When European colonizers invaded Africa in the 19th and early 20th century, they domesticated and used Zebras as an alternative to horses. Zebras were also resistant to diseases carried by tsetse flies. As it turns out, there is a reason Africans never domesticated them. Unlike horses, which naturally roam around munching on grass, zebras spend their lives cagily watching, evading and fighting savannah predators such as lions, cheetahs, and crocodiles.

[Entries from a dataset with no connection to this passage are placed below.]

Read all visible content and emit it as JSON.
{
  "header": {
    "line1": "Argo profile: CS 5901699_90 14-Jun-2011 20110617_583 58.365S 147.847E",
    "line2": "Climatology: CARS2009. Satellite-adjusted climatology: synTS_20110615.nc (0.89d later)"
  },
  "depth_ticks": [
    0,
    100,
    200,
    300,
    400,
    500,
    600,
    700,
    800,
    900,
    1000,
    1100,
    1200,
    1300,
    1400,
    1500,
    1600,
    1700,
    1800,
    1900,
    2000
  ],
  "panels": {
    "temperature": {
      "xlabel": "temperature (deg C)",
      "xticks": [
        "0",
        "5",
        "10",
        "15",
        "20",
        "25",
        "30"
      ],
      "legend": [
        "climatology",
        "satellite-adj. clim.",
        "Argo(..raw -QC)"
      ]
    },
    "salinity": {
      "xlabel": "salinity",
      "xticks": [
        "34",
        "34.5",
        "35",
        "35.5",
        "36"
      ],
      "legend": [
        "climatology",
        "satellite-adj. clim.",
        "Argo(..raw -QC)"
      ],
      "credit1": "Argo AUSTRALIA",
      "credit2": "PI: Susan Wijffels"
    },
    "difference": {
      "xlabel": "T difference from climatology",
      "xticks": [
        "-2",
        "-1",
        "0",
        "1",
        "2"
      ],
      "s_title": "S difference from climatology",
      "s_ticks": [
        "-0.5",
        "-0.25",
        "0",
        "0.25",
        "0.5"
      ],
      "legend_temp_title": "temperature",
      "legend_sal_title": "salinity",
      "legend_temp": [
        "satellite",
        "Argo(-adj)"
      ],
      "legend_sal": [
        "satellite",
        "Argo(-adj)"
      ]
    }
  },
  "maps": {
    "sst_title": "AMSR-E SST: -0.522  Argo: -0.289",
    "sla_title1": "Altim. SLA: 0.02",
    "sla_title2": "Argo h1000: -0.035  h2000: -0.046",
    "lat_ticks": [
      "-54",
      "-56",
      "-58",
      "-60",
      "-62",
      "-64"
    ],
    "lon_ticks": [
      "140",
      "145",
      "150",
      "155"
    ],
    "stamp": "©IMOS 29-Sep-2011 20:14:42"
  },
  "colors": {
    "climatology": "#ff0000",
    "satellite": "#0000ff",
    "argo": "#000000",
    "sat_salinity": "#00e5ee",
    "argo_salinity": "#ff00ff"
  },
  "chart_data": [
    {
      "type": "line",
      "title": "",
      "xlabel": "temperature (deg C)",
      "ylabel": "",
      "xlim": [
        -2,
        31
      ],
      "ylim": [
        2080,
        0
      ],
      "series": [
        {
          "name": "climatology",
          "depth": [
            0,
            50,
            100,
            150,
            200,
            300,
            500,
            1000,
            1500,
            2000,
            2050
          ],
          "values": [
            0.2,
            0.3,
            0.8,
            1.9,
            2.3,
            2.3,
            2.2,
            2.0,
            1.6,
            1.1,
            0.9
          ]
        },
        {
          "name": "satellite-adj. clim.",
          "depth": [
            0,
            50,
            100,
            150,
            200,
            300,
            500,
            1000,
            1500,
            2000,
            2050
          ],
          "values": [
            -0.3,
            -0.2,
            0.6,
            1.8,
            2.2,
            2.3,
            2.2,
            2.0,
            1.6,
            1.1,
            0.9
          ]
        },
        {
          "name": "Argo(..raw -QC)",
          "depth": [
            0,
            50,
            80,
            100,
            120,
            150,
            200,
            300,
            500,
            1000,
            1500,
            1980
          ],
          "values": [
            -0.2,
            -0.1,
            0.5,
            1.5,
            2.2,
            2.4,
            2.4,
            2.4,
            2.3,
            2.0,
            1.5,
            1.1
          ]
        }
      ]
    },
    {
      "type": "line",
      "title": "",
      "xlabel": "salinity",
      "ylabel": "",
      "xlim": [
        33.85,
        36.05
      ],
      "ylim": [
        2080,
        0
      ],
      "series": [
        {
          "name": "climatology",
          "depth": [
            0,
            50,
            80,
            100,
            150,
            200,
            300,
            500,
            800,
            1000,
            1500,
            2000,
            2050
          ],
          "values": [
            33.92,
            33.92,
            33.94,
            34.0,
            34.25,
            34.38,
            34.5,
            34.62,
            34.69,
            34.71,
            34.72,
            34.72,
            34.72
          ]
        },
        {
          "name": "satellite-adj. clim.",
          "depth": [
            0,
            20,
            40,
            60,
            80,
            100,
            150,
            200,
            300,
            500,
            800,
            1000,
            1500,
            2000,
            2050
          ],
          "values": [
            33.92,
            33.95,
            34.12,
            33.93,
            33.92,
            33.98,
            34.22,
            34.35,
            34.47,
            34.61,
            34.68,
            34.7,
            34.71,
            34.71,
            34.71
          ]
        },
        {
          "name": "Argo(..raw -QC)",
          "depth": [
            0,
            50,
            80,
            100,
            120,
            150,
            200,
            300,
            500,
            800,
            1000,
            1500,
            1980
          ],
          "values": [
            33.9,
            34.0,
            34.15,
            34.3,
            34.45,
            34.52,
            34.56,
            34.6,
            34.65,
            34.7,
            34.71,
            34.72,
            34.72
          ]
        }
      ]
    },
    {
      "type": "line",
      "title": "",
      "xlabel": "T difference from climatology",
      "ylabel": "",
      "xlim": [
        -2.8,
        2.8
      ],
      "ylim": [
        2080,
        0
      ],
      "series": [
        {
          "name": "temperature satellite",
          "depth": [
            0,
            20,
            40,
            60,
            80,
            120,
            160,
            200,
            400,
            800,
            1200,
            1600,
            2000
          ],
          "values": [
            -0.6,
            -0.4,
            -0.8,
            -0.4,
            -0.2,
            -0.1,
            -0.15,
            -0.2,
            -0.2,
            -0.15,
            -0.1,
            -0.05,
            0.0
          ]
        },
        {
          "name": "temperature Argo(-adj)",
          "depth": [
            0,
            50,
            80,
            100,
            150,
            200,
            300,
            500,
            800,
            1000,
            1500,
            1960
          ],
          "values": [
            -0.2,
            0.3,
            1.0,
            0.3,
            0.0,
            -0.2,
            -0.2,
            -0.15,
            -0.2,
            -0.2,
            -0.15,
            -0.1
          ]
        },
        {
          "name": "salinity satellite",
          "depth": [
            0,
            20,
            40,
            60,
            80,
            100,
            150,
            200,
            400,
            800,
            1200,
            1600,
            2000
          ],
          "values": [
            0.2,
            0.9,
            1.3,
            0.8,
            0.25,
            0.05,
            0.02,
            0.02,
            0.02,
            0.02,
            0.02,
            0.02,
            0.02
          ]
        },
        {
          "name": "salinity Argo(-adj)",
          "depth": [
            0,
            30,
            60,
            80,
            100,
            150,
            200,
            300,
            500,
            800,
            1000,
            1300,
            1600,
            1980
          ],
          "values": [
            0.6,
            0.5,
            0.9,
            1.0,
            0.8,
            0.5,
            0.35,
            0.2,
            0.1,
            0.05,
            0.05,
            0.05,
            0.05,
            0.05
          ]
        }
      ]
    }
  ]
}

Though impossible to domesticate on a large scale, taming individual zebras to perform horse-like duties has occasionally been successful. Lord Walter Rothschild trained a team of zebras to pull a carriage, which he drove past Buckingham Palace to demonstrate their supposedly pliable nature. Zebras are smaller in size as compare to horses and they don’t have the strength to carry a person for an extended time. But that hasn’t stopped people from taking the occasional joyride at the zebra’s expense.
#1 A zebra cart, ca. 1890s.
#2 Walter Rothschild sitting in a carriage pulled by six zebras.
In the year 1898, in one of the many mews just off Cromwell Road, Kensington, lived Mr. Hardy, who was a noted horserider and trainer, being one of the three men who had succeeded in riding the “French Rocking Horse”. This was a device used by the French Cavalry. It had every possible movement of a wild horse not in the best of tempers.